Malixa spoke up. “The moment Aposila told me this, I knew you needed to know.”

“You were right,” I said with feeling. “Did the stranger return?”

“Not that I saw. But my husband acted differently.”

“How so?”

Aposila shifted in her seat. “Antobius had been angry before, but next morning he was mollified. When I asked him about the strange visitor, he said it was business. I told him I’d seen the bag and asked him what was in it. He became angry and ordered me never to mention the incident again.”

“Did you?”

“No.”

“What did your husband do?”

“Nothing. After that night, he never again said anything against the sanctuary, nor blamed them for Allike’s death.” Now Aposila clenched her hands in anguish. “When I pressed him, he said he’d decided to let the matter rest.”

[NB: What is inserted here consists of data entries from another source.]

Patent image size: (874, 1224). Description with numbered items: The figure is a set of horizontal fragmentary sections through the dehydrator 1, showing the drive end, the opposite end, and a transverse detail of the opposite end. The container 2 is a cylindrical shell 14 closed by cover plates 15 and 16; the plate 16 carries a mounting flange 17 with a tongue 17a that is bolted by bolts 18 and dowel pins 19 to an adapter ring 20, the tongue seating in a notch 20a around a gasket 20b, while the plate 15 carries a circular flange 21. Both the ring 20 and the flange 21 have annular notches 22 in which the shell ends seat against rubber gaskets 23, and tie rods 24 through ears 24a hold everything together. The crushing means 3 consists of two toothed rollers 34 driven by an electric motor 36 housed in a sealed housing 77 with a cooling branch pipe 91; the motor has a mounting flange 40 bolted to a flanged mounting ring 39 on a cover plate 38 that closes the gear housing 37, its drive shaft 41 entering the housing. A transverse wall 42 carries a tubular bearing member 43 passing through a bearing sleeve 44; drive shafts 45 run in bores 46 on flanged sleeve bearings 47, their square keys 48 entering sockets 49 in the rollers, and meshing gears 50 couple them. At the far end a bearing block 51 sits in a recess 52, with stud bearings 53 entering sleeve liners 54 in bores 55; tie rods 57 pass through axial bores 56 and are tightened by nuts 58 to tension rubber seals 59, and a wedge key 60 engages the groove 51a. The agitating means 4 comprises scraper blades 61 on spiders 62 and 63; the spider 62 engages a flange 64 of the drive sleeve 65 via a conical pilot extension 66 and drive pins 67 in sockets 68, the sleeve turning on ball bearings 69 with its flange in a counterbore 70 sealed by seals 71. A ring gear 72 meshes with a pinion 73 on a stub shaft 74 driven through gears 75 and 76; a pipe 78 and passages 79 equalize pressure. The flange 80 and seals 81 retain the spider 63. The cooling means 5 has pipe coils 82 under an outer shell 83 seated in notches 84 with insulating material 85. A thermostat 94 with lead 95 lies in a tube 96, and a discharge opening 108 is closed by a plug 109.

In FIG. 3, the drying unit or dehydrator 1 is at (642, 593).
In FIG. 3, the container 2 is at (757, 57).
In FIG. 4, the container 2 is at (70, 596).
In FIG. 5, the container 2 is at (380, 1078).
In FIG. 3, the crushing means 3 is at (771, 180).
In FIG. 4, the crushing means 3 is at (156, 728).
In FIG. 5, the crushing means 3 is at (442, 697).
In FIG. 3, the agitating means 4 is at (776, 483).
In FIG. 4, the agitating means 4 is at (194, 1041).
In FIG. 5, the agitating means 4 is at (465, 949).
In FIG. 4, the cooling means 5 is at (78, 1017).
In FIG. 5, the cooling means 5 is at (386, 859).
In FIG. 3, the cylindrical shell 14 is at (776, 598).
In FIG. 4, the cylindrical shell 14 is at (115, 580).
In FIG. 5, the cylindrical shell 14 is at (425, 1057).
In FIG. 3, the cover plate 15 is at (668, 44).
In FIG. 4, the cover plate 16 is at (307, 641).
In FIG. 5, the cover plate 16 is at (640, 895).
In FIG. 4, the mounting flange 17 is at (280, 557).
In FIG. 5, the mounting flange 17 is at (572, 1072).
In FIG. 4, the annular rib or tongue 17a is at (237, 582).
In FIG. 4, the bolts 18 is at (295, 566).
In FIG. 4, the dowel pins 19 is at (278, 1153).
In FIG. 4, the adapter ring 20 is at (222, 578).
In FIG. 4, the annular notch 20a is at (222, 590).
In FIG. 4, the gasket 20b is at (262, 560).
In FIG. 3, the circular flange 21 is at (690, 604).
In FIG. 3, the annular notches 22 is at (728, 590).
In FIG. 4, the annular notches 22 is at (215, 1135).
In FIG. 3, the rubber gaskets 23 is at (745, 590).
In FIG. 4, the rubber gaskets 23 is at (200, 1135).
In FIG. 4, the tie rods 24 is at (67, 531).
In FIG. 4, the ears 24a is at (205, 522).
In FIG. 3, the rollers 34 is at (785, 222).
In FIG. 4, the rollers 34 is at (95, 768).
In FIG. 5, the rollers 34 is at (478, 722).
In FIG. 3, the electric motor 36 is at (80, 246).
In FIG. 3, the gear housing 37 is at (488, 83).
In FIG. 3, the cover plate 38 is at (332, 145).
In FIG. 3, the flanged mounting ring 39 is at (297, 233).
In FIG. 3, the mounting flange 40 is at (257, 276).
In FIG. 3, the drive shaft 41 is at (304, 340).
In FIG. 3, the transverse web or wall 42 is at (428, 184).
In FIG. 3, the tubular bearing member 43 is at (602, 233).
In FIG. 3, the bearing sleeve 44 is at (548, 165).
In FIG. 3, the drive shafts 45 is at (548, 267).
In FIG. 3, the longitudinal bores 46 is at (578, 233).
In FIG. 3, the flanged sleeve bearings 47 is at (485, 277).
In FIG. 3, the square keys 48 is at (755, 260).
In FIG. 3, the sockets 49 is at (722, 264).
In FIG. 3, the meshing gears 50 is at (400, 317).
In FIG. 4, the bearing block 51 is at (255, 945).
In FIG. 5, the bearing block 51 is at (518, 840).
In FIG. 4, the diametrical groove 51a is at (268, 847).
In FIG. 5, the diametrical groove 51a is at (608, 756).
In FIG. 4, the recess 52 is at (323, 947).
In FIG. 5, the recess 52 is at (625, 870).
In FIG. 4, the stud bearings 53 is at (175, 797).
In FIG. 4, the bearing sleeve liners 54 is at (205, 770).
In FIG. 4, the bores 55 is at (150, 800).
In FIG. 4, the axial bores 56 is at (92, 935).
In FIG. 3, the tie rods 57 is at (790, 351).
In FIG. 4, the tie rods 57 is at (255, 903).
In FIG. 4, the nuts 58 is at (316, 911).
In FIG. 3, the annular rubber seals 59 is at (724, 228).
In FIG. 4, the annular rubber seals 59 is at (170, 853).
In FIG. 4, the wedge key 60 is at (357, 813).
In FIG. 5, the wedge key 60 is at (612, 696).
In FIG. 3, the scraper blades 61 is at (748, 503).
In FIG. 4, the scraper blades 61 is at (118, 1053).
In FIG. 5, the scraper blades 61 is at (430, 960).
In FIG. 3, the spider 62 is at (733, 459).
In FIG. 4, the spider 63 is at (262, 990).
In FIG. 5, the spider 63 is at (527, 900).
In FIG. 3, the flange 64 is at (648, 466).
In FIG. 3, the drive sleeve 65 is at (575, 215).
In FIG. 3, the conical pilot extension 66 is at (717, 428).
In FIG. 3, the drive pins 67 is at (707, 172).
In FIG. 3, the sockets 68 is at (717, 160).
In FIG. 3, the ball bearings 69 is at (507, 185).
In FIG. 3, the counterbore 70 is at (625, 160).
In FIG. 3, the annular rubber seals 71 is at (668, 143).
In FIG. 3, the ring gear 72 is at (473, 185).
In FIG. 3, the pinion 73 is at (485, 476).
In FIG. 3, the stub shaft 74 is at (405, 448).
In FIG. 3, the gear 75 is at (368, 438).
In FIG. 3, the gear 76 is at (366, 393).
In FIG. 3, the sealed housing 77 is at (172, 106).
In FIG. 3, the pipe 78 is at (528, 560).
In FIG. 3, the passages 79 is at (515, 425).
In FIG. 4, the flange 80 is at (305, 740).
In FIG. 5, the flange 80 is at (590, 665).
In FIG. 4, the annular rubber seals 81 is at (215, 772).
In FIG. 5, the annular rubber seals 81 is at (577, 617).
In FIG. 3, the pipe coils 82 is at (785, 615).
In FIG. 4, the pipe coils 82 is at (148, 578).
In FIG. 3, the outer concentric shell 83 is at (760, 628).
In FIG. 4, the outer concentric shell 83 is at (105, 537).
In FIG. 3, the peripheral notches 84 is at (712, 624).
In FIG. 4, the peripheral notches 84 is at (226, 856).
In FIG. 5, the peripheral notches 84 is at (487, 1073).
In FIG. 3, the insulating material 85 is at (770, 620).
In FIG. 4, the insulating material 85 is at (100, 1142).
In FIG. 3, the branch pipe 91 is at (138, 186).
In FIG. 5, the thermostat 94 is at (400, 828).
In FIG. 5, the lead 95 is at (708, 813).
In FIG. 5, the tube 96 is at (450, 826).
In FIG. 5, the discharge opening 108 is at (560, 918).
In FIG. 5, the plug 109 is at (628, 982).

“I’m confused,” I said. “How does he explain the death of his daughter?”

In Athens, by law, a man was required to investigate the murder of any close relative. It was the only investigation that was guaranteed. Polonikos, the father of Ophelia, could argue that so far his daughter was only missing, but if Antobius, the father of Allike, refused to look into his own daughter’s death, he’d be in flagrant breach of the law.

“My husband said that our daughter had been unlucky, that a wild bear had killed her. He said the stranger told him there’d been reports.”